What kind of stress? too much fertilizer? nutes? watering issue? The other strains in my grow, (Whiteberry, Power Skunk, Himalaya Gold, Blue Cheese) don't have twisted leaves, but their bottom leaves got yellow a few weeks ago, (pushing nutes too hard).


----------



## Wolfie (Dec 29, 2008)

Hick said:
			
		

> highly serrated leaves, a very pretty plant, but virtually impossible for anyone to guess the strain. Simply too many variavles and undocumented cross's and hybrids to even begin..



Thanks for the info, I guess I'll name it "Unknown" and try to clone it...if I'm lucky enough to get a female out of the 2.


----------



## godspeedsuckah (Dec 29, 2008)

It is definitely cannabis! That is my final guess bob.


----------



## powerplanter (Jan 5, 2009)

I am growing two Pure Power Plants and they look very much the same as what you have there.


----------



## WeedHopper (Jan 5, 2009)

Kinda looks like Ducksfoot,but its still young so who knows.


----------



## night501 (Jan 6, 2009)

dosent look like any ducksfoot i have grown.
I have grown ducksfoot about 4 times. in my experience i would be one fanleaf by that point. 
I could be wrong though. Im not super experienced in that strain although i do have my xp.
Im hoping when I get a little more xp I will level up and be able to use my lvl 8 pot with a plus 4 to potency. Next lvl im adding my skill points to my yeild stats. 
Sorry I guess that was my rpg nerd comming out.


----------



## smokingjoe (Jan 6, 2009)

Something heavy indica that's for sure.  Very nice looking plants mate.


----------



## WeedHopper (Jan 6, 2009)

night501 said:
			
		

> dosent look like any ducksfoot i have grown.
> I have grown ducksfoot about 4 times. in my experience i would be one fanleaf by that point.
> I could be wrong though.
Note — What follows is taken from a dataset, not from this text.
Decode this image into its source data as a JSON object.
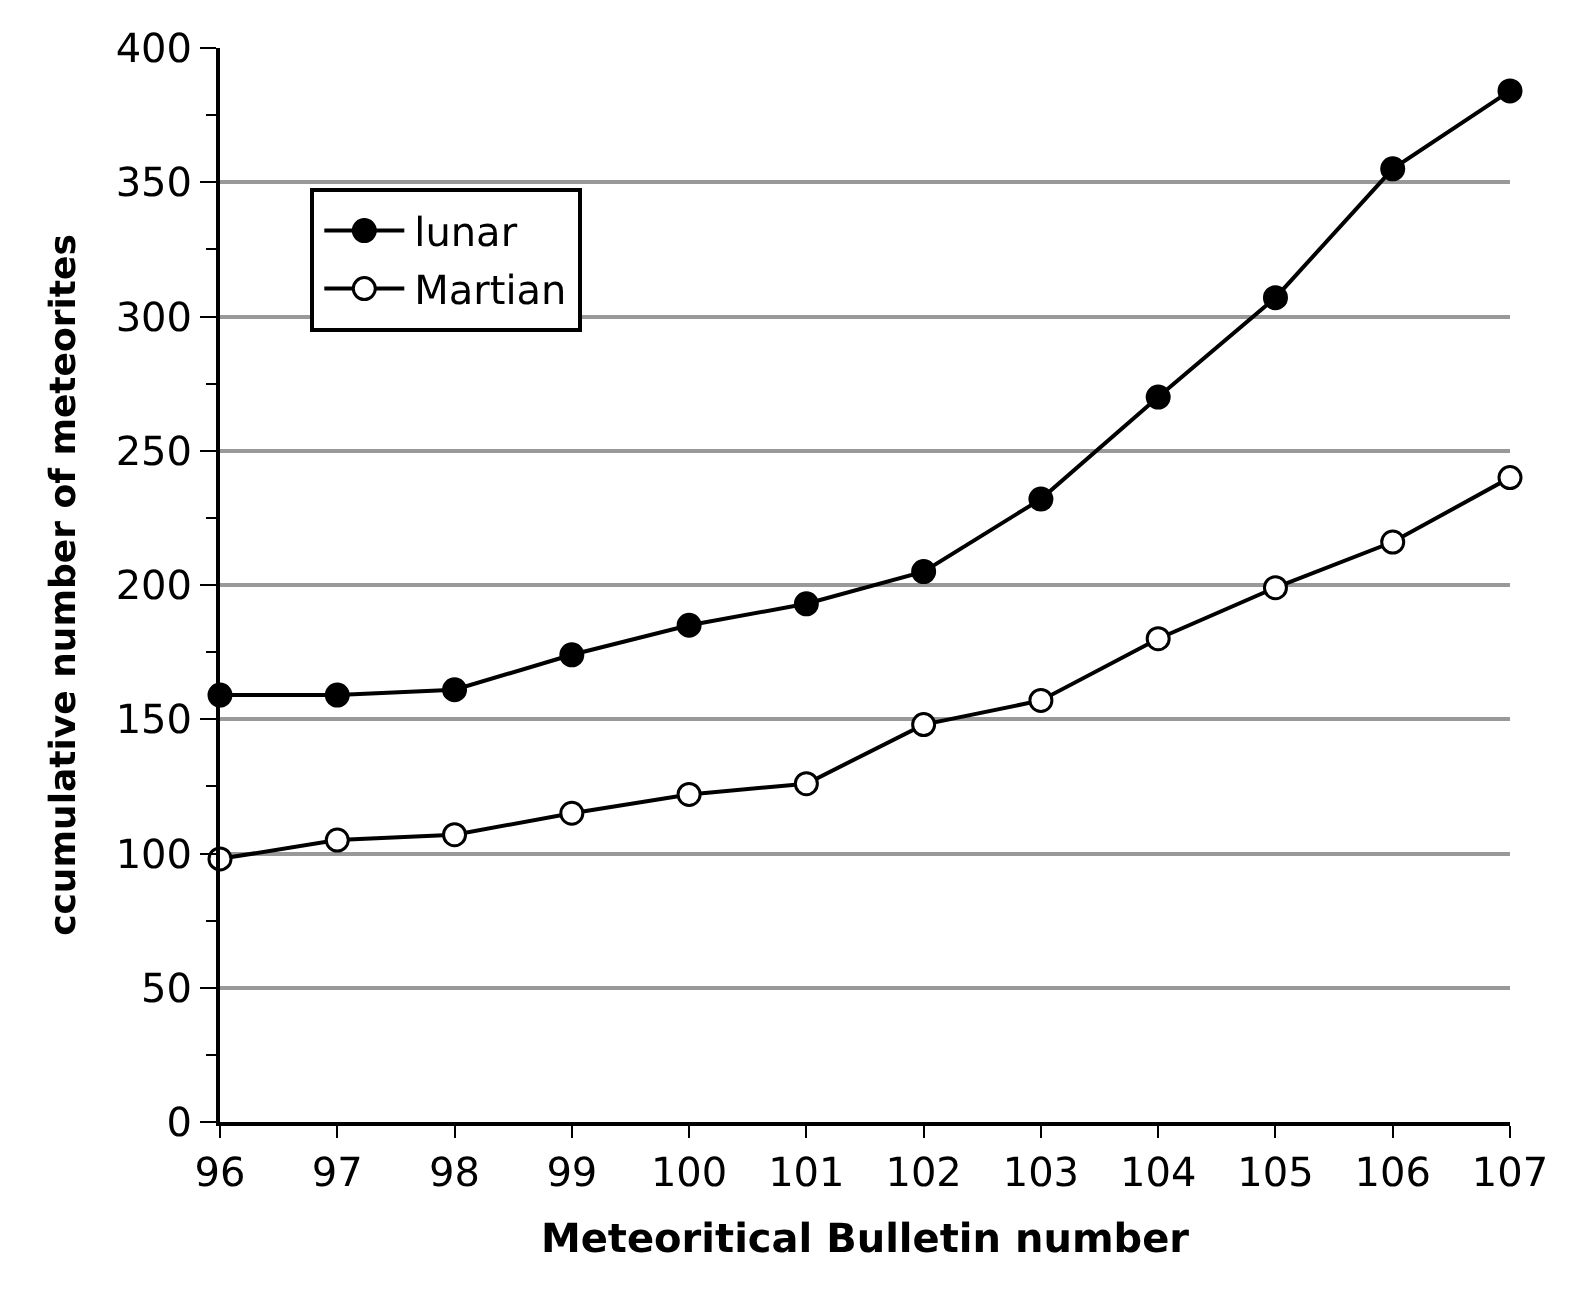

Im not super experienced in that strain although i do have my xp.
> Im hoping when I get a little more xp I will level up and be able to use my lvl 8 pot with a plus 4 to potency. Next lvl im adding my skill points to my yeild stats.
> Sorry I guess that was my rpg nerd comming out.


 
Sorry Bro I only seen a few pics of the Ducksfoot and it just looked simuler to me. I personally wouldnt know. Very cool though. How was the Ducksfoot high?:hubba:


----------



## Wolfie (Jan 6, 2009)

It's been in flowering for a little over a week and is waaaaay ahead of every other plant in my grow as far as flowering time and height growth


----------



## night501 (Jan 6, 2009)

> How was the Ducksfoot high?



the high was as good as any other indica.
The flavor was rather unique. It was kind of the flavor of the skunk strains with a bit of a fruity undertone.


----------



## Wolfie (Feb 5, 2009)

Now I don't know when it'll be ready...

http://www.marijuanapassion.com/forum/showthread.php?t=37594

as you can see from the pics on 1/6 it's been flowering for quite awhile...waaaay ahead of the others. My Powerskunk currently looks like what this Unknown plant looked like on 1/6, hair-wise...and they all went into 12/12 at the same time...oi.


----------